List of synonyms of the genus

 Alectrion (Hima) Leach in Gray, 1852 
 Alectrion (Tritia) A. Adams, 1853 
 Amycla H. Adams & A. Adams, 1853 
 Amyclina Iredale, 1918 (unnecessary replacement name for Amycla H. & A. Adams, 1853 )
 Cencus Gistel, 1848
 Cyclonassa Swainson, 1840 (Objective synonym of Cyclope)
 Cyclope Risso, 1826
 Cyclops Montfort, 1810 (Invalid: junior homonym of Cyclops O.F. Müller, 1785 [Crustacea]; Cencus Gistel, 1848 is a replacement name)
 † Fackia Nordsieck, 1972 
 Hima Leach in Gray, 1852 
 † Hima (Mirua) Marwick, 1931 
 Hinia Leach, 1847
 Hinia (Reticunassa)  Iredale, 1936
 Hinia (Telasco) H. Adams & A. Adams, 1853
 Hinia (Tritonella) A. Adams, 1852 
 Ilyanassa  Stimpson, 1865
 † Mirua Marwick, 1931 
 Nana Schumacher, 1817 (Invalid: Placed on the Official Index by ICZN Opinion 793)
 Nanina Risso, 1826
 Nassa (Amycla) H. Adams & A. Adams, 1853 
 Nassa (Gussonea) Monterosato, 1912 
 Nassa (Hima) Leach in Gray, 1852 
 Nassa (Hinia) Gray, 1847 
 Nassa (Telasco) H. Adams & A. Adams, 1853 
 Nassa (Tritia) A. Adams, 1853 
 Nassa (Tritonella) A. Adams, 1852 
 Nassa (Uzita) H. Adams & A. Adams, 1853 
 Nassarius (Amyclina) Iredale, 1918
 Nassarius (Cryptonassarius) Cernohorsky, 1975
 Nassarius (Cyclope) Risso, 1826
 Nassarius (Cyclops) Montfort, 1810
 Nassarius (Gussonea) Monterosato, 1912 
 Nassarius (Hima) Leach in Gray, 1852 
 Nassarius (Hinia) Leach, 1847
 Nassarius (Ilyanassa)  Stimpson, 1865
 † Nassarius (Miohinia) Nordsieck, 1972 
 Nassarius (Mirua) Marwick, 1931
 Nassarius (Naytiopsis) Thiele, 1929
 Nassarius (Neritula) H. Adams & A. Adams, 1853 
 † Nassarius (Paranassa) Conrad, 1867 
 Nassarius (Parcanassa)  Iredale, 1936
 Nassarius (Reticunassa)  Iredale, 1936
 Nassarius (Telasco) H. Adams & A. Adams, 1853 
 Nassarius (Tritia) A. Adams, 1853 
 Nassarius (Tritonella) A. Adams, 1852 
 Nassarius (Usita) (incorrect subsequent spelling)
 Nassarius (Uzita) H. Adams & A. Adams, 1853 
 Naytiopsis Thiele, 1929
 Neritula H. Adams & A. Adams, 1853  (Objective synonym of Cyclope)
 Panormella O. G. Costa, 1840
 Parcanassa  Iredale, 1936
 Proneritula Thiele, 1929
 Tarazeuxis  Iredale, 1936
 Telasco H. &  A. Adams, 1853 
 Tritia (Hinia) Tritia (Reticunassa)  Iredale, 1936
 Tritia (Tritonella) A. Adams, 1852 
 Tritonella A. Adams, 1852 
 Uzita H. Adams & A. Adams, 1853 
 Zeuxis (Tarazeuxis)  Iredale, 1936

References

 Risso, A. (1826).

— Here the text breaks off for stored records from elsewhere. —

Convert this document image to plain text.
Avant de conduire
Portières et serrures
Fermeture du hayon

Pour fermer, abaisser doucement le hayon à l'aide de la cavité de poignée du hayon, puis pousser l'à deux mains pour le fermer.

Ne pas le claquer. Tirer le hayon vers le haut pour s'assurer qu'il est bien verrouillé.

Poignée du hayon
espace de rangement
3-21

Histoire naturelle des principales productions de l'Europe Méridionale et particulièrement de celles des environs de Nice et des Alpes Maritimes. Paris: F.G. Levrault. 4: IV, 1-439, 12 pls
 Galindo L.A., Puillandre N., Utge J., Lozouet P. & Bouchet P. (2016). The phylogeny and systematics of the Nassariidae revisited (Gastropoda, Buccinoidea)''. Molecular Phylogenetics and Evolution. 99: 337–353.